A Teen's Words Encouraging Her Boyfriend To Kill Himself Were "Protected Speech," Her Lawyers Say

Michelle Carter is appealing her conviction of involuntary manslaughter for encouraging her 18-year-old boyfriend — through text messages — to kill himself in 2014.

The words of 17-year-old Michelle Carter encouraging her boyfriend to kill himself were "protected speech," lawyers for the now 21-year-old woman have argued in an effort to overthrow her involuntary manslaughter conviction.

A Massachusetts judge found Carter guilty of involuntary manslaughter last June for sending 18-year-old Conrad Roy text messages urging him to kill himself. She was sentenced to two and a half years in prison, of which she will serve 15 months after her state appeals are exhausted.

Roy — who had a history of mental illness and had previously attempted suicide — killed himself July 12, 2014, by inhaling carbon monoxide produced by a water pump in his truck.

Judge Lawrence Moniz largely rested his guilty verdict on a text message that Carter sent her friend more than two months after Roy's death, her lawyers argued, where Carter said that she told Roy to "get back" into the truck after he got out because he was "scared" of going through with his plan to kill himself.

Now, Carter's lawyers are appealing to the state's highest court to throw out her conviction. They argue that while her words encouraging Roy to kill himself were "distasteful" to the court, they were "protected speech."

In a brief filed to the Massachusetts Supreme Judicial Court last week, Carter's lawyers argued that interpreting involuntary manslaughter as "encouraging suicide with words alone" infringed Carter's right to free speech. The court agreed to review her appeal in a hearing that will likely be scheduled for later this year.

"Because the judge convicted Carter for what she said, or failed to say, not what she did, this case implicates free speech under the 1st Amendment," Carter's appeal said.
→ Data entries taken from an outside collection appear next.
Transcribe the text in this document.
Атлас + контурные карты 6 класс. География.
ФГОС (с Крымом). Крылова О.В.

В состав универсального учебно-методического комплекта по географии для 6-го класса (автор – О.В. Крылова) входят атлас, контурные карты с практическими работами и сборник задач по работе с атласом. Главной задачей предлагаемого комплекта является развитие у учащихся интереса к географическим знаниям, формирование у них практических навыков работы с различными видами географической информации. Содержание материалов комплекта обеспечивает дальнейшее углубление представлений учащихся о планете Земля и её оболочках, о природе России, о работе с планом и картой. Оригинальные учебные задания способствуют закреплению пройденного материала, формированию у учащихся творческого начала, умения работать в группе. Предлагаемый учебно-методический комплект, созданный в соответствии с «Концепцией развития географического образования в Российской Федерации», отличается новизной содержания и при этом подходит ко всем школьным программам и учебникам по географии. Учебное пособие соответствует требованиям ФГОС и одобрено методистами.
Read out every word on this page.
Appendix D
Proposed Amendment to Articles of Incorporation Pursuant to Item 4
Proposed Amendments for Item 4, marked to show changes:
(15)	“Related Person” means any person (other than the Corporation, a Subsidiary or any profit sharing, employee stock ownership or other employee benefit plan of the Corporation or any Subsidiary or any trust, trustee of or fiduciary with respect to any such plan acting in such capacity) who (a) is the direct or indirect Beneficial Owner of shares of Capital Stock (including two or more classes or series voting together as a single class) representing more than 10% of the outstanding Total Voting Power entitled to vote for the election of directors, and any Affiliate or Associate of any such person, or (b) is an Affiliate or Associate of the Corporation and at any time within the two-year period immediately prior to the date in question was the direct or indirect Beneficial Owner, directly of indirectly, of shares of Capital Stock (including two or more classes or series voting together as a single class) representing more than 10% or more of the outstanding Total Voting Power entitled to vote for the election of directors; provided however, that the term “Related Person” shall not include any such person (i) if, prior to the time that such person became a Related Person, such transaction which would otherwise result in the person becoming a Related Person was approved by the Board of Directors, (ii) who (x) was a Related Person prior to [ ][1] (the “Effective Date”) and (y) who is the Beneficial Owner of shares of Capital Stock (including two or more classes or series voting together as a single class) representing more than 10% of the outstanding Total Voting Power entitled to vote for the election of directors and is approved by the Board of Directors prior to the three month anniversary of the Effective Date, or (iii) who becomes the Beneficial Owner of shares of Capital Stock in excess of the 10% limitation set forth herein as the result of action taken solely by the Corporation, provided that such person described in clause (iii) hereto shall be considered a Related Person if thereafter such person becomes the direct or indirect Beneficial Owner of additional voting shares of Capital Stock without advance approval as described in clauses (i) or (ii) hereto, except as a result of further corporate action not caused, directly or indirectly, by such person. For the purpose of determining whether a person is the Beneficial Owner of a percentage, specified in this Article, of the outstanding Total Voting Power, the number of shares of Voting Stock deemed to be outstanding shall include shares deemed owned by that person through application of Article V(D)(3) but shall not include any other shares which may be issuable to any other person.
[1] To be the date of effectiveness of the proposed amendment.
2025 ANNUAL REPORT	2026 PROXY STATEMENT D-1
During the trial, prosecutors argued that through text messages and phone calls, Carter pressured Roy to kill himself, instructed him as to when and how to do it, assuaged his concerns over killing himself, and chastised him when he delayed doing so. They said that Carter used Roy as a "pawn in her sick game of life and death" and wanted to be "the grieving girlfriend" to gain her peers' attention and sympathy, which she always craved.

Some of the text messages that Carter sent Roy during their three-year long-distance relationship included:

"All you have to do is turn on the generator and you will be free and happy."

“People who commit suicide don’t think this much. They just do it.”

"You'd better not be bullshitting me and just pretending."

"Tonight is the night, it's now or never."

However, citing a Minnesota court's analysis in a similar case, her lawyers said that Carter "engaged in protected speech by verbally encouraging Roy to go through with his suicide plan."

Carter's appeal also questioned the credibility of the critical text message on which Moniz rested his guilty verdict.

In the text message Carter sent to her friend Sam Boardman after Roy's death, she said, "Sam his death is my fault like honestly I could have stopped him I was on the phone with him and he got out of the car because it was working and he got scared and I fucking told him to get back in Sam because I knew he would do it all over again the next day and I couldnt have him live the way he was living any more."

In his verdict, Moniz said that Carter's actions constituted "wanton and reckless conduct" when she instructed Roy to get back in his truck despite knowing that it was a toxic environment "inconsistent with human life." He said that her conduct caused Roy's death.

"She instructs Roy to get back in the truck knowing of all the feelings he has exchanged with her; his ambiguities, his fears, his concerns," Moniz said. "This court finds that by instructing Mr. Roy to get back in the truck constitutes wanton and reckless conduct by Ms. Carter, creating a situation where there is a high degree of likelihood that substantial harm would result to Mr. Roy."

In their appeal, Carter's lawyers said there was "no reliable record" of what Carter or Roy said to each other in their last two phone calls before Roy's death. The appeal said that the text message that Carter sent Boardman about telling Roy to get back in his truck was not a "contemporaneous account but an uncorroborated 'confession'" that was not supported by physical evidence. Her lawyers also argued that it was the only text message among hundreds that Carter sent her friends about Roy's death where she claimed that she told him to "get back" in his truck.

Her lawyers noted that Carter was the first person to ever be convicted under such "unusual circumstances" and that Massachusetts would be the only state to uphold an involuntary manslaughter conviction where "an absent defendant, with words alone, encouraged another person to commit suicide."

The lawyers also said that no other state in the country had criminalized such speech to interpret its involuntary manslaughter law or assisted suicide statute.

"No defendant has ever been convicted for encouraging suicide where the defendant neither physically participated nor provided the means," the appeal said.

The National Suicide Prevention Lifeline is 1-800-273-8255. Other international suicide helplines can be found at befrienders.org.